Tahun 2019 ketika kematian joki anak MSP (umur 9 tahun) Koalisi Joki Anak yang terdiri dari 41 (empat puluh satu) organisasi masyarakat sipil dan organisasi mahasiswa se-NTB telah melaporkan Dandim TNI AD 1608/Bima selaku Ketua Panitia Penyelenggara Pacuan Kuda yang mengakibatkan anak tewas atas dugaan tindak pidana eksploitasi anak kepada Komandan Datasemen Polisi Militer IX/2 Mataram dan diproses, namun oleh karena ada permohonan maaf dan pernyataan bahwa Kodim 1608/Bima tidak akan menyelenggarakan pacuan kuda yang menggunakan joki cilik maka koalisi mencabut laporan. Selanjutnya Pemerintah Propinsi NTB melalui Dinas Pemberdayaan Perempuan, Perlindungan Anak, Pengendalian Penduduk dan Keluarga Berencana (DP3AP2KB) NTB mengajak koalisi untuk membahas draft PERGUB tentang Perlindungan Anak Dari Zona Bebas Pekerjaan Terburuk Bagi Anak di Provinsi Nusa Tenggara Barat yang juga mengatur mengenai joki anak. Pembahasan draft tersebut juga difasilitasi oleh Komisi Perlindungan Anak Indonesia (KPAI), namun sayangnya pembahasan draft PERGUB tersebut tidak dilanjutkan. Pada tanggal 23 Juni 2022 Yan mangandar putra, Joko jumadi, Arya pratama, Deden kempo, Andre safutra dan Muhammad khairul rizal perwakilan Koalisi Stop Joki Anak telah mengajukan Laporan Pidana atas dugaan tindak pidana eksploitasi terhadap anak dan/atau penyediaan tempat perjudian oleh Ketua Badan Promosi Pariwisata Daerah (BPPD) selaku Penyelenggara Event Pacuan Kuda Penyaring Sumbawa Tahun 2022 (side event MXGP). Besar harapan perjuangan melalui Petisi ini, atas dukungan kita semua tidak akan ada lagi Joki Anak di arena pacuan kuda.
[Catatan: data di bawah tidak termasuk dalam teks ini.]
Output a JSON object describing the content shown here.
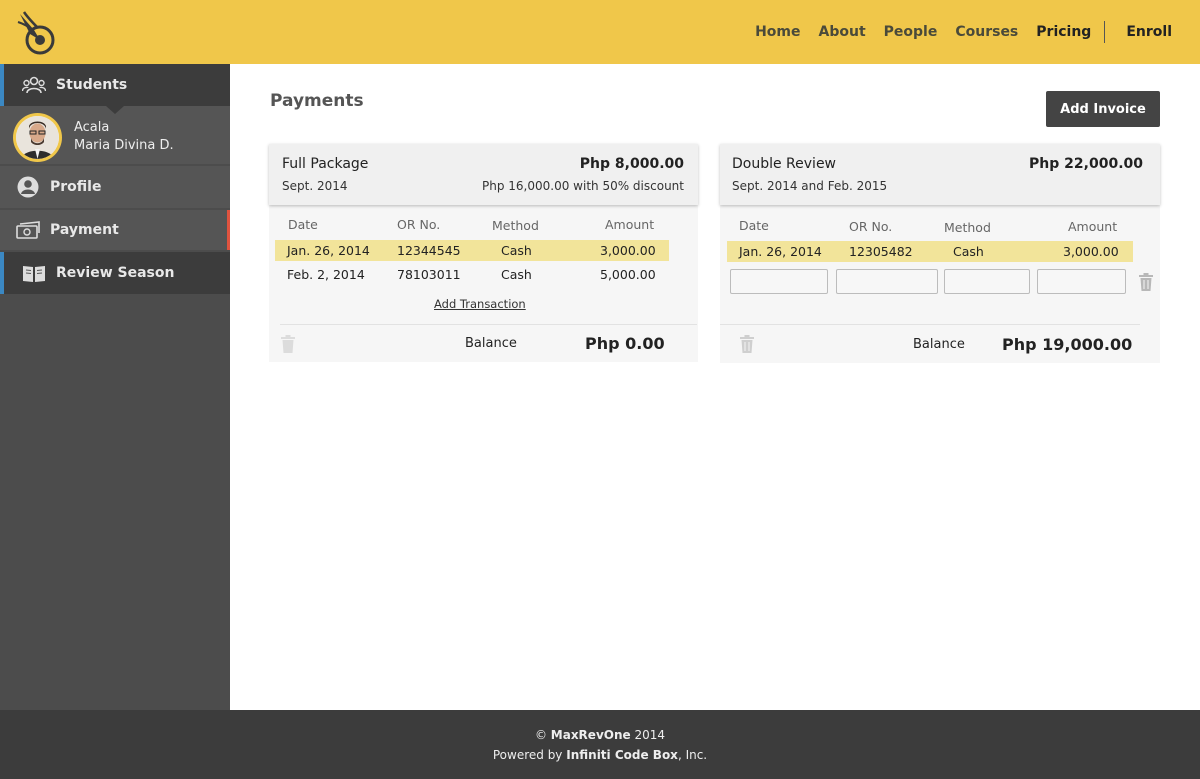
{
  "nav": {
    "items": [
      "Home",
      "About",
      "People",
      "Courses",
      "Pricing"
    ],
    "active": "Pricing",
    "enroll": "Enroll"
  },
  "sidebar": {
    "students_label": "Students",
    "student": {
      "last_name": "Acala",
      "first_name": "Maria Divina D."
    },
    "profile_label": "Profile",
    "payment_label": "Payment",
    "review_label": "Review Season"
  },
  "main": {
    "title": "Payments",
    "add_invoice_label": "Add Invoice"
  },
  "invoices": [
    {
      "name": "Full Package",
      "period": "Sept. 2014",
      "price": "Php 8,000.00",
      "discount_note": "Php 16,000.00 with 50% discount",
      "headers": {
        "date": "Date",
        "or": "OR No.",
        "method": "Method",
        "amount": "Amount"
      },
      "rows": [
        {
          "date": "Jan. 26, 2014",
          "or": "12344545",
          "method": "Cash",
          "amount": "3,000.00",
          "highlighted": true
        },
        {
          "date": "Feb. 2, 2014",
          "or": "78103011",
          "method": "Cash",
          "amount": "5,000.00",
          "highlighted": false
        }
      ],
      "add_transaction_label": "Add Transaction",
      "balance_label": "Balance",
      "balance_value": "Php 0.00"
    },
    {
      "name": "Double Review",
      "period": "Sept. 2014 and Feb. 2015",
      "price": "Php 22,000.00",
      "headers": {
        "date": "Date",
        "or": "OR No.",
        "method": "Method",
        "amount": "Amount"
      },
      "rows": [
        {
          "date": "Jan. 26, 2014",
          "or": "12305482",
          "method": "Cash",
          "amount": "3,000.00",
          "highlighted": true
        }
      ],
      "new_row_inputs": {
        "date": "",
        "or": "",
        "method": "",
        "amount": ""
      },
      "balance_label": "Balance",
      "balance_value": "Php 19,000.00"
    }
  ],
  "footer": {
    "copyright_symbol": "©",
    "brand": "MaxRevOne",
    "year": "2014",
    "powered_prefix": "Powered by",
    "company": "Infiniti Code Box",
    "company_suffix": ", Inc."
  },
  "colors": {
    "header_bg": "#f0c74a",
    "sidebar_bg": "#4c4c4c",
    "accent_blue": "#3b88c3",
    "accent_red": "#e0533f",
    "highlight_row": "#f2e49a",
    "footer_bg": "#3c3c3c"
  }
}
Sejak 2019 sampai sekarang Koalisi sudah berupaya maksimal melakukan Advokasi terkait Joki Anak dari mengajukan laporan pidana untuk penyelenggara event pacuan kuda, terlibat aktif dalam pembahasan draft PERGUB, mengadakan diskusi melibatkan Budayawan dan Lembaga pemerintah terkait, melakukan aksi damai depan Kantor Wilayah KEMENKUMHAM NTB, Kantor GUBERNUR NTB dan Kantor DPRD NTB, Investigasi hingga press release beberapa kali yang kemudian Ibu Menteri Kementerian Pemeberdayaan dan Perlindungan Anak (KEMEN PPPA) dan KPAI telah menyatakan Joki Anak adalah Eksploitasi Anak dan mendorong penegakan hukum, kemudian Anggota dan Ketua DPRD NTB telah secara tegas meminta joki anak dihentikan dan terakhir Kantor Wilayah KEMENKUMHAM NTB menyatakan Joki Anak adalah Pelanggaran Hak Asasi Manusia (HAM). Namun sampai hari ini GUBERNUR NTB ‘DIAM’ dan terus membiarkan joki anak bertarung nyawa di punggung kuda yang dapat mengakibatkan anak mati sia-sia di arena pacuan kuda. GUBERNUR NTB selaku Kepala Daerah telah mengabaikan Konstitusi (UUD 1945), Konvensi Hak Anak dan UU Perlindungan Anak yang seharusnya Wajib menjamin 1) setiap anak untuk hidup dan berkembang serta berhak atas perlindungan dari kekerasan; dan 2) mempertimbangkan kepentingan yang terbaik bagi anak dengan tidak menempatkan anak dalam keadaan berbahaya dan penelantaran atau perlakukan salah (ekploitasi).
TUNTUTAN:
1) Hentikan eksploitasi penggunaan Joki Anak dalam pacuan kuda tradisional di seluruh wilayah NTB;
2) Mendesak Menteri KEMEN PPPA mencabut Penghargaan dan tidak melakukan penilaian Kota Layak Anak (KLA) terhadap Kota/Kabupaten yang masih menggunakan Joki Anak dalam pacuan kuda tradisional;
3) Mendesak Gubernur NTB segera menerbitkan aturan baik PERGUB atau lainnya yang mengatur secara tegas pelarangan penggunaan joki Anak dalam pacuan kuda tradisional di NTB;
4) Meminta KOMNAS HAM dan KPAI untuk merekomendasikan bahwa pacuan kuda tradisional yang melibatkan Joki Anak adalah Pelanggaran HAM adalah Pelanggaran Hak Asasi Manusia;
5) Penghentian sementara segala proses rencana pembangunan arena pacuan kuda berstandar nasional/internasional di Kabupaten Dompu sampai dengan diterbitkannya aturan pelarangan penggunaan joki anak dalam pacuan kuda oleh Gubernur NTB;
6) Pemberian Beasiswa Pendidikan hingga Perguruan Tinggi dari Gubernur NTB kepada salah satu perwakilan keluarga anak (Alm) MSP dan anak (Alm) MA;
7) Meminta kepada KAPOLRI Cq. KAPOLDA NTB untuk memproses secara profesional dan terbuka laporan pidana Yan Mangandar Putra, DKK tanggal 23 Juni 2022 terhadap Penyelenggara Pacuan Kuda Penyaring Sumbawa Tahun 2022 (side event MXGP) yang diduga telah melakukan tindak pidana eksploitasi terhadap anak dan/atau penyediaan tempat perjudian.
Mataram, 10 Juli 2022
KOALISI #STOPJOKIANAK
(Gabungan 41 Organisasi Masyarakat Sipil dan Organisasi Mahasiswa)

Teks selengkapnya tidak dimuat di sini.